Researchers should continue to enroll young children in clinical trials aimed at evaluating the safety and efficacy of these vaccines. Vaccines should not be given to very young children until the efficacy, safety, and dosing have been thoroughly studied and vaccine experts have provided recommendations for administration.18 Potential rare adverse events, such as myocarditis,19 should continue to be investigated thoroughly. The background rate of myocarditis in individuals in the United States is estimated to be 1 to 10 per 100,000 persons annually with variations by age group and gender20 and the risk increases after SARS-CoV-2 infection. The rate of myocarditis after SARS-CoV-2 infection is estimated to be 6–34 times greater than the risk of messenger RNA vaccine-associated myocarditis and vaccine experts largely agree that the benefits of vaccination far outweigh the risk of myocarditis in children age 12 years and above.21,22 Similar risk–benefit analyses should be conducted on children who are younger than 12 years of age and maybe at lower risk of severe COVID-19 infection.

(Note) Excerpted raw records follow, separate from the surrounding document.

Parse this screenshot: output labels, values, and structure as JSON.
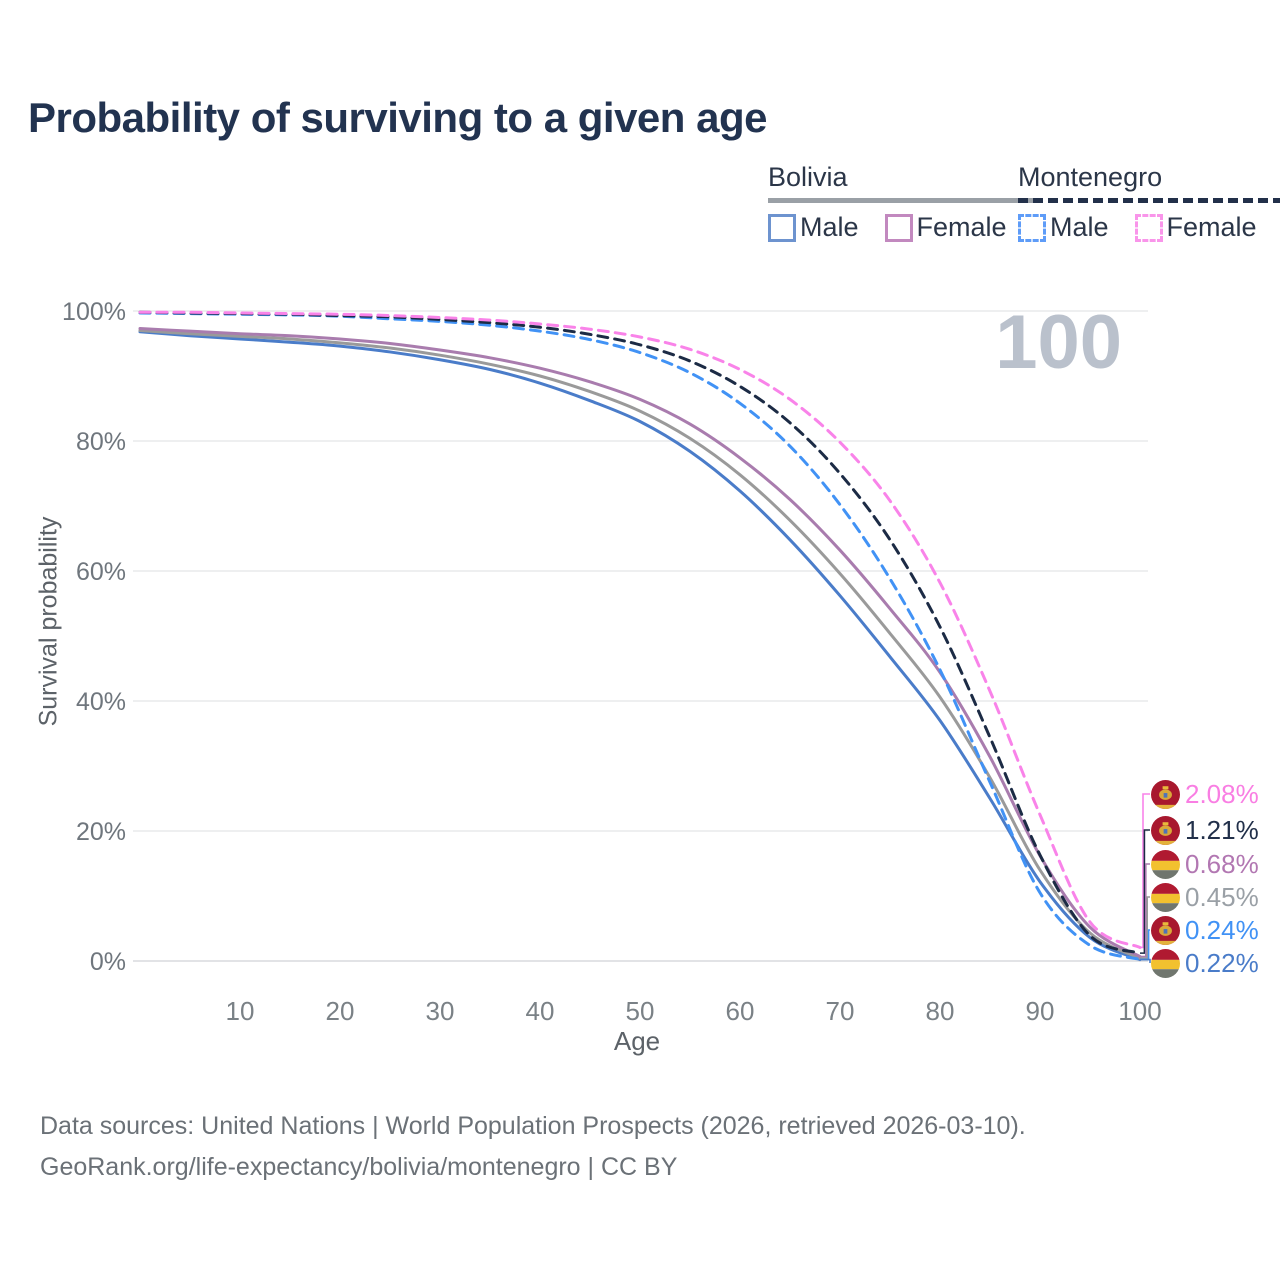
{
  "title": "Probability of surviving to a given age",
  "watermark": "100",
  "legend": {
    "groups": [
      {
        "label": "Bolivia",
        "line_style": "solid",
        "underline_color": "#9aa0a6",
        "items": [
          {
            "label": "Male",
            "color": "#6d93cf"
          },
          {
            "label": "Female",
            "color": "#c289bf"
          }
        ]
      },
      {
        "label": "Montenegro",
        "line_style": "dashed",
        "underline_color": "#22304a",
        "items": [
          {
            "label": "Male",
            "color": "#5e9cf8"
          },
          {
            "label": "Female",
            "color": "#f995ea"
          }
        ]
      }
    ]
  },
  "footer": {
    "line1": "Data sources: United Nations | World Population Prospects (2026, retrieved 2026-03-10).",
    "line2": "GeoRank.org/life-expectancy/bolivia/montenegro | CC BY"
  },
  "chart_data": {
    "type": "line",
    "title": "Probability of surviving to a given age",
    "xlabel": "Age",
    "ylabel": "Survival probability",
    "xlim": [
      0,
      100
    ],
    "ylim": [
      0,
      100
    ],
    "x_ticks": [
      10,
      20,
      30,
      40,
      50,
      60,
      70,
      80,
      90,
      100
    ],
    "y_ticks": [
      0,
      20,
      40,
      60,
      80,
      100
    ],
    "y_tick_suffix": "%",
    "grid": "horizontal",
    "legend_position": "top-right",
    "hover_age": 100,
    "ages": [
      0,
      5,
      10,
      15,
      20,
      25,
      30,
      35,
      40,
      45,
      50,
      55,
      60,
      65,
      70,
      75,
      80,
      85,
      90,
      95,
      100
    ],
    "series": [
      {
        "name": "Bolivia Male",
        "country": "Bolivia",
        "sex": "Male",
        "line_style": "solid",
        "color": "#4a7cc9",
        "flag": "bolivia",
        "end_label": "0.22%",
        "end_label_color": "#4a7cc9",
        "values": [
          96.8,
          96.2,
          95.7,
          95.2,
          94.6,
          93.7,
          92.5,
          91.0,
          88.9,
          86.2,
          83.0,
          78.4,
          72.3,
          64.8,
          56.2,
          46.8,
          37.0,
          25.0,
          12.2,
          3.6,
          0.22
        ]
      },
      {
        "name": "Bolivia (both sexes)",
        "country": "Bolivia",
        "sex": "All",
        "line_style": "solid",
        "color": "#9a9a9a",
        "flag": "bolivia",
        "end_label": "0.45%",
        "end_label_color": "#9aa0a6",
        "values": [
          97.0,
          96.5,
          96.1,
          95.7,
          95.1,
          94.3,
          93.2,
          91.8,
          90.0,
          87.6,
          84.6,
          80.4,
          74.8,
          67.8,
          59.6,
          50.4,
          40.6,
          28.2,
          14.0,
          4.3,
          0.45
        ]
      },
      {
        "name": "Bolivia Female",
        "country": "Bolivia",
        "sex": "Female",
        "line_style": "solid",
        "color": "#a97cae",
        "flag": "bolivia",
        "end_label": "0.68%",
        "end_label_color": "#b277b2",
        "values": [
          97.3,
          96.9,
          96.5,
          96.2,
          95.7,
          95.0,
          94.0,
          92.8,
          91.2,
          89.1,
          86.4,
          82.6,
          77.4,
          71.0,
          63.2,
          54.2,
          44.4,
          31.4,
          16.2,
          5.2,
          0.68
        ]
      },
      {
        "name": "Montenegro Male",
        "country": "Montenegro",
        "sex": "Male",
        "line_style": "dashed",
        "color": "#4192f5",
        "flag": "montenegro",
        "end_label": "0.24%",
        "end_label_color": "#4192f5",
        "values": [
          99.7,
          99.6,
          99.5,
          99.4,
          99.2,
          98.8,
          98.4,
          97.8,
          96.9,
          95.6,
          93.6,
          90.5,
          85.8,
          79.2,
          70.2,
          58.8,
          44.8,
          27.5,
          10.5,
          2.4,
          0.24
        ]
      },
      {
        "name": "Montenegro (both sexes)",
        "country": "Montenegro",
        "sex": "All",
        "line_style": "dashed",
        "color": "#1c2b45",
        "flag": "montenegro",
        "end_label": "1.21%",
        "end_label_color": "#22304a",
        "values": [
          99.8,
          99.7,
          99.6,
          99.5,
          99.3,
          99.1,
          98.7,
          98.2,
          97.5,
          96.4,
          94.8,
          92.3,
          88.4,
          82.8,
          75.0,
          64.8,
          51.4,
          34.4,
          16.3,
          3.9,
          1.21
        ]
      },
      {
        "name": "Montenegro Female",
        "country": "Montenegro",
        "sex": "Female",
        "line_style": "dashed",
        "color": "#f983e9",
        "flag": "montenegro",
        "end_label": "2.08%",
        "end_label_color": "#f97ee3",
        "values": [
          99.8,
          99.8,
          99.7,
          99.6,
          99.5,
          99.3,
          99.0,
          98.6,
          98.0,
          97.2,
          96.0,
          94.1,
          91.0,
          86.4,
          79.8,
          70.8,
          58.2,
          41.5,
          22.5,
          6.0,
          2.08
        ]
      }
    ]
  }
}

Global organizations including the World Health Organization and COVAX should work with vaccine manufacturers to expeditiously facilitate vaccine trials in children globally. Emergency-use authorization and licensure of these vaccines globally should be held to the same standards as adult vaccines. In addition to children, it is essential that future clinical trials include pregnant and lactating mothers to establish safety and efficacy in this vulnerable population (also protecting the fetus and other children). High-risk conditions such as preterm labor and pre-eclampsia-like features have emerged in mothers infected with SARS-CoV-2 and their infants have suffered the consequences of prematurity and fetal inflammatory response syndrome.23 Since more data have emerged demonstrating the safety and efficacy of these vaccines in pregnant and lactating women, pediatric organizations should support the Society for Maternal Fetal Medicine and ACOG18 in encouraging all pregnant and lactating women to receive a COVID-19 vaccination. Pediatric practices should also consider providing COVID-19 vaccines to parents.

Access to pediatric vaccines must be equitable globally. Thus far, the disparities in vaccine distribution globally have been striking. High-income nations have vaccinated the majority of their population, including the United Arab Emirates, which has vaccinated 98% of their population.24 In contrast, low- and middle-income countries such as Haiti have yet to vaccinate 1% of their population.24 While some wealthy nations are providing supplemental and booster doses to their population, many healthcare workers in low-income countries have yet to receive a single vaccine dose. It is important for leaders of wealthy nations to improve vaccine equity outside their own borders. Administering the primary COVID-19 vaccine series to high-risk individuals in low- and middle-income countries should be a global priority and responsibility of all nations. Public health leaders should balance priorities in rolling out vaccines to low-risk children age <5 vs the possibility of a substantial impact on global vaccine availability.

If adults and children in any global community are left behind in COVID-19 vaccine programs, it will be more difficult to mitigate the spread of SARS-CoV-2 for all, and pediatric hospitalizations and deaths will continue to increase globally.